By the end of the week, on Friday, I was feeling nature-deprived. In the car on the way home from chinuk lolo I said to Sanguinity, “On Sunday we could go for a hike in the Gorge.”
“We could do that,” she allowed.
“I want to.”
She agreed right away. It was that kind of I-want-to in my voice.
On Saturday, while Sang was teaching in Salem, I ran down through the college canyon. Well, mostly I walked, especially once I was on the trail and looking around. I became aware of how much I was telling myself stories in my head that I already knew, about what plants were growing near each other, what was in season, what birds were on the water. Sometimes I find it comforting to know all that stuff, feel local, narrate it to some invisible audience in my head. But now I was sick of it and felt a strong desire to learn something new from walking through and watching. Anything new, just something.
The salmonberries were ripe, but the thimbleberries hadn’t turned red yet. A juvenile mallard swimming with its parents was still in its fluffy plumage, but not for long. The turtles were sunning on their usual log; the bee tree was busy.
I continued down across the landbridge and into the lower canyon. As I crossed one of the small footbridges I saw a heron out of the corner of my eye. It was close, a few arms’-lengths away, and standing still.
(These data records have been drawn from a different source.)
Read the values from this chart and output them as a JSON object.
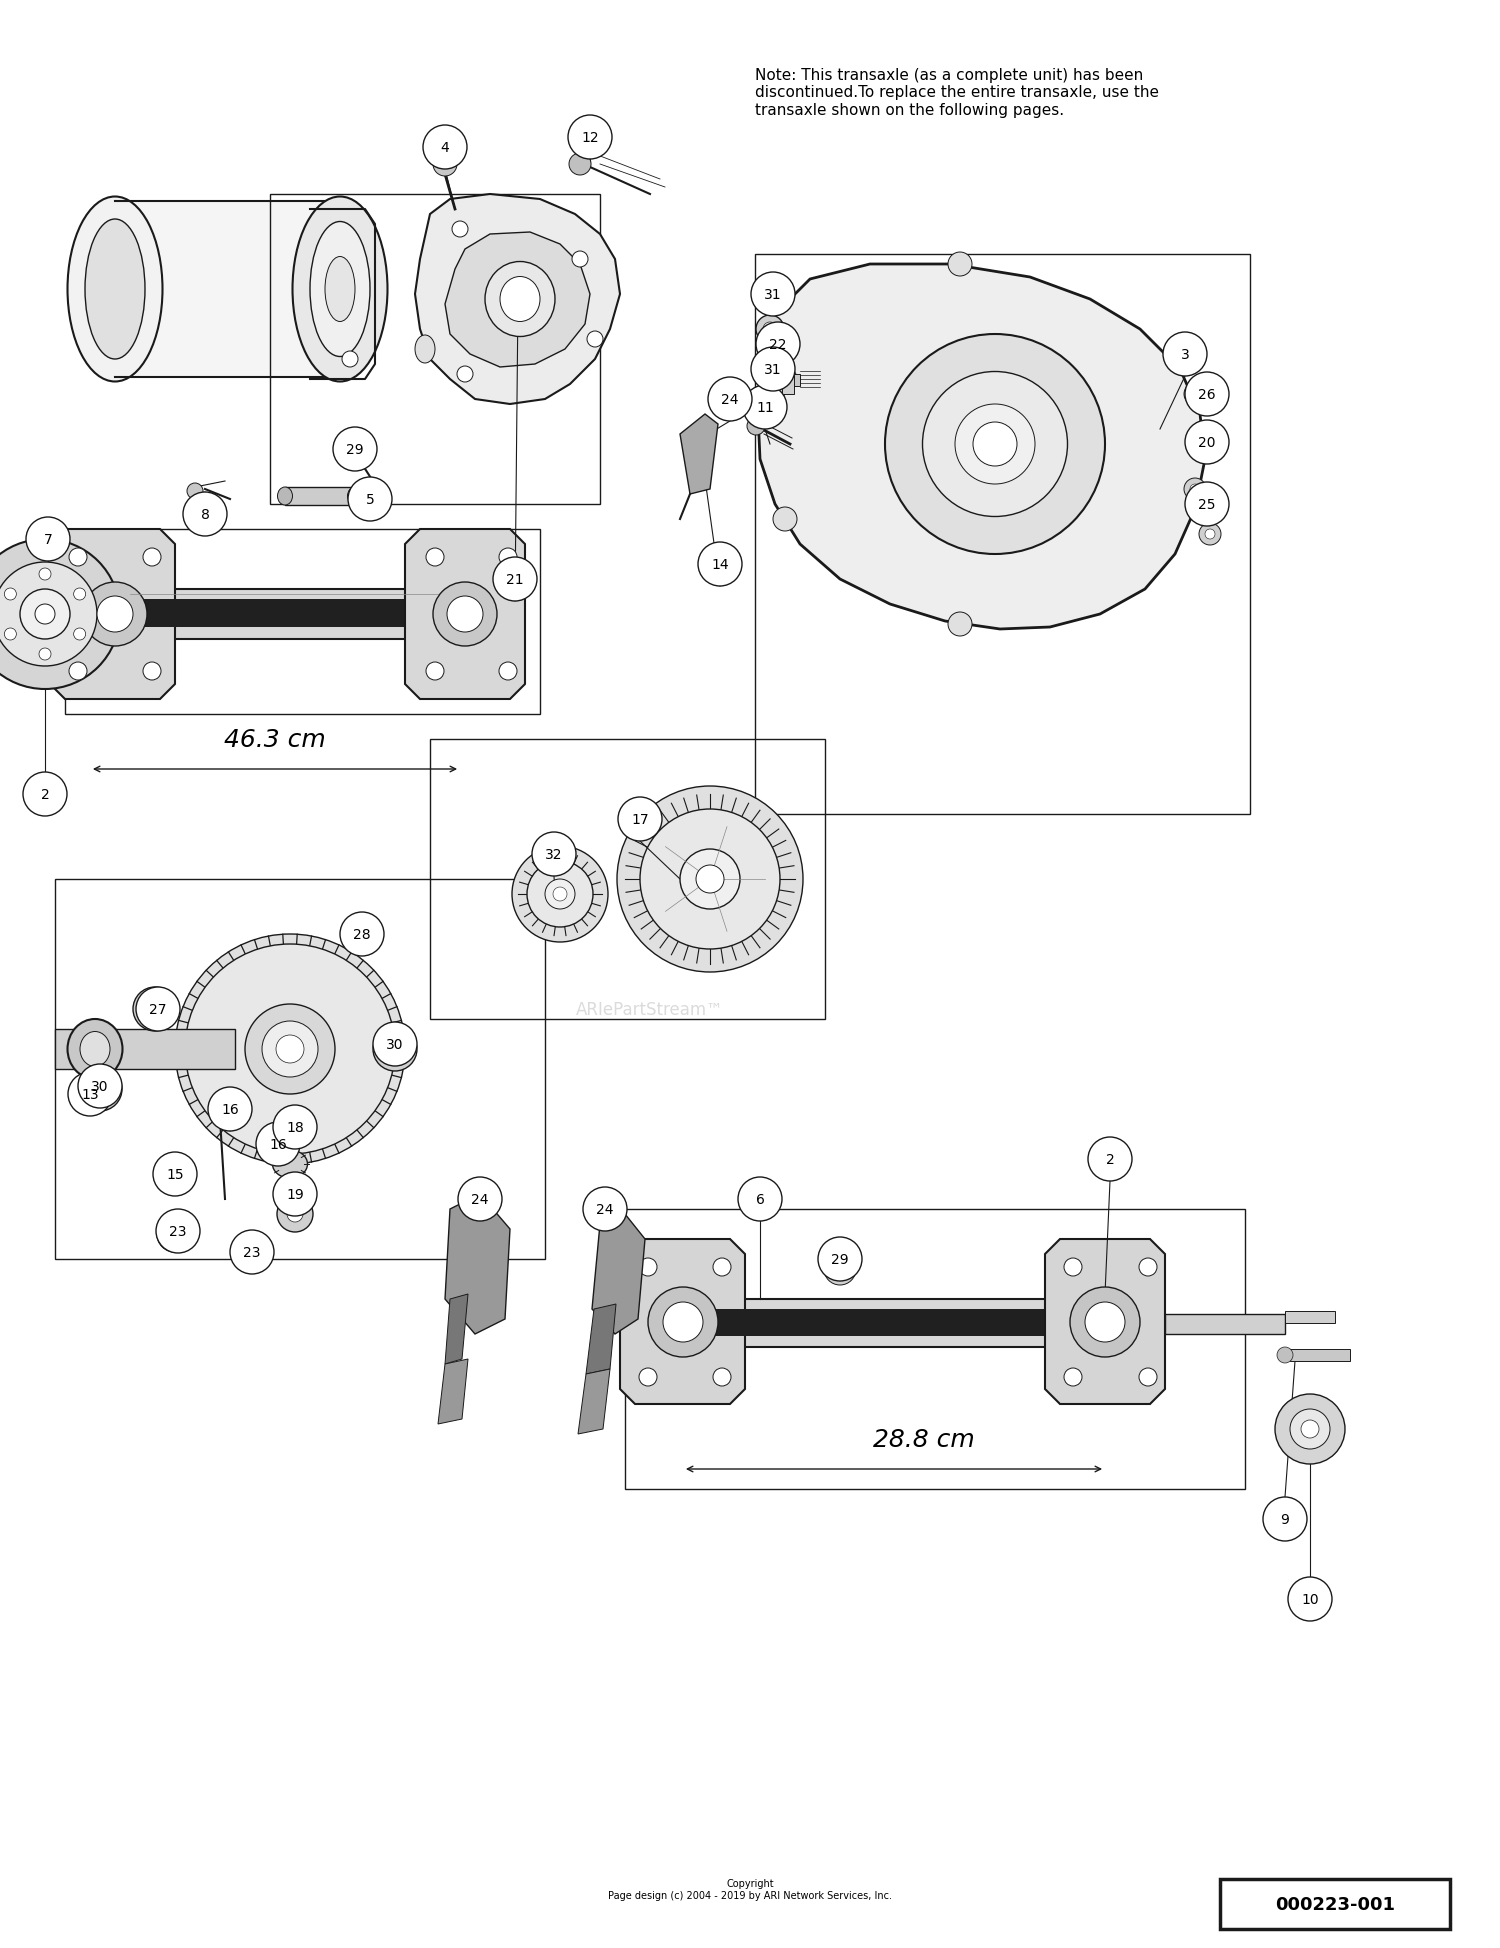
{
  "bg_color": "#ffffff",
  "line_color": "#1a1a1a",
  "fig_width": 15.0,
  "fig_height": 19.49,
  "note_text": "Note: This transaxle (as a complete unit) has been\ndiscontinued.To replace the entire transaxle, use the\ntransaxle shown on the following pages.",
  "copyright_text": "Copyright\nPage design (c) 2004 - 2019 by ARI Network Services, Inc.",
  "part_number_text": "000223-001",
  "watermark": "ARIePartStream™",
  "dim1_text": "46.3 cm",
  "dim2_text": "28.8 cm"
}
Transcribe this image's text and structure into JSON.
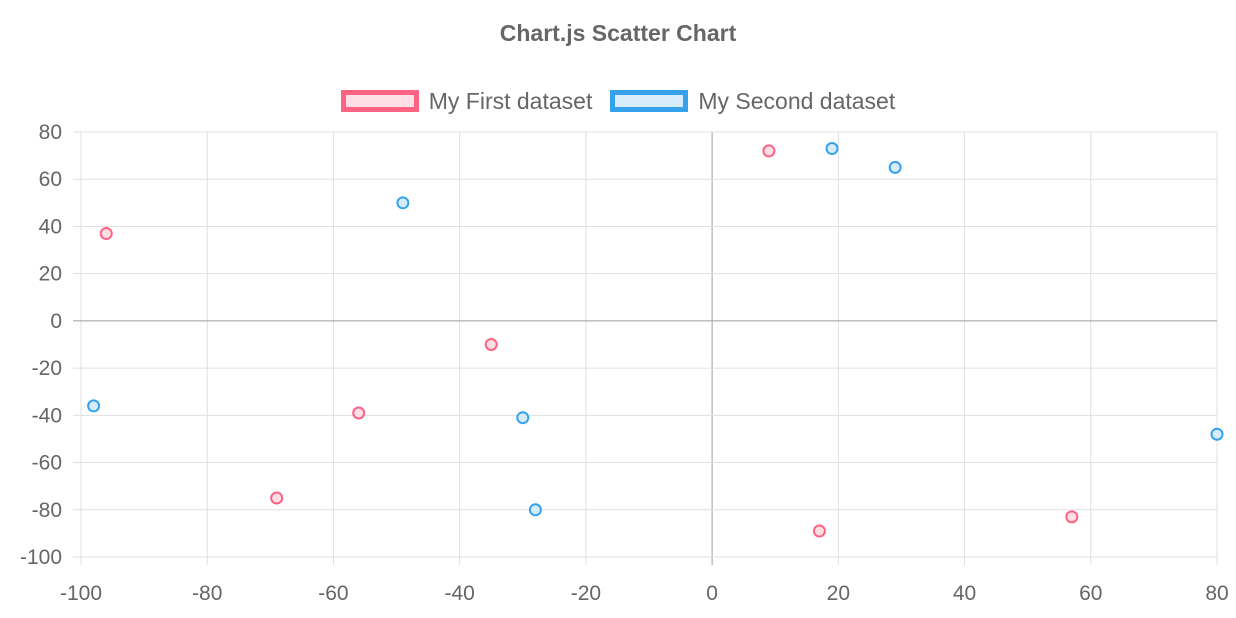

Clearly it did not want to be noticed.
And that seemed to be enough for me– discovering a new heron hangout. I don’t even know if it’s a habitual one, like the spot further up by the peninsula. The itch for something new was scratched. It was even okay to skip the hike on Sunday for the sake of getting the tomatoes, basil, and peppers into the garden before it really was too late, instead of just feeling too late.
When I mentioned the heron to my dad in an email, he wrote back: Great blue heron’s 2nd defense, if not being observed fails, is to stab the attacker’s eyes. We had to wear protective goggles when banding g.b. herons in a nesting colony. Even nestlings know, “go for the eyes.”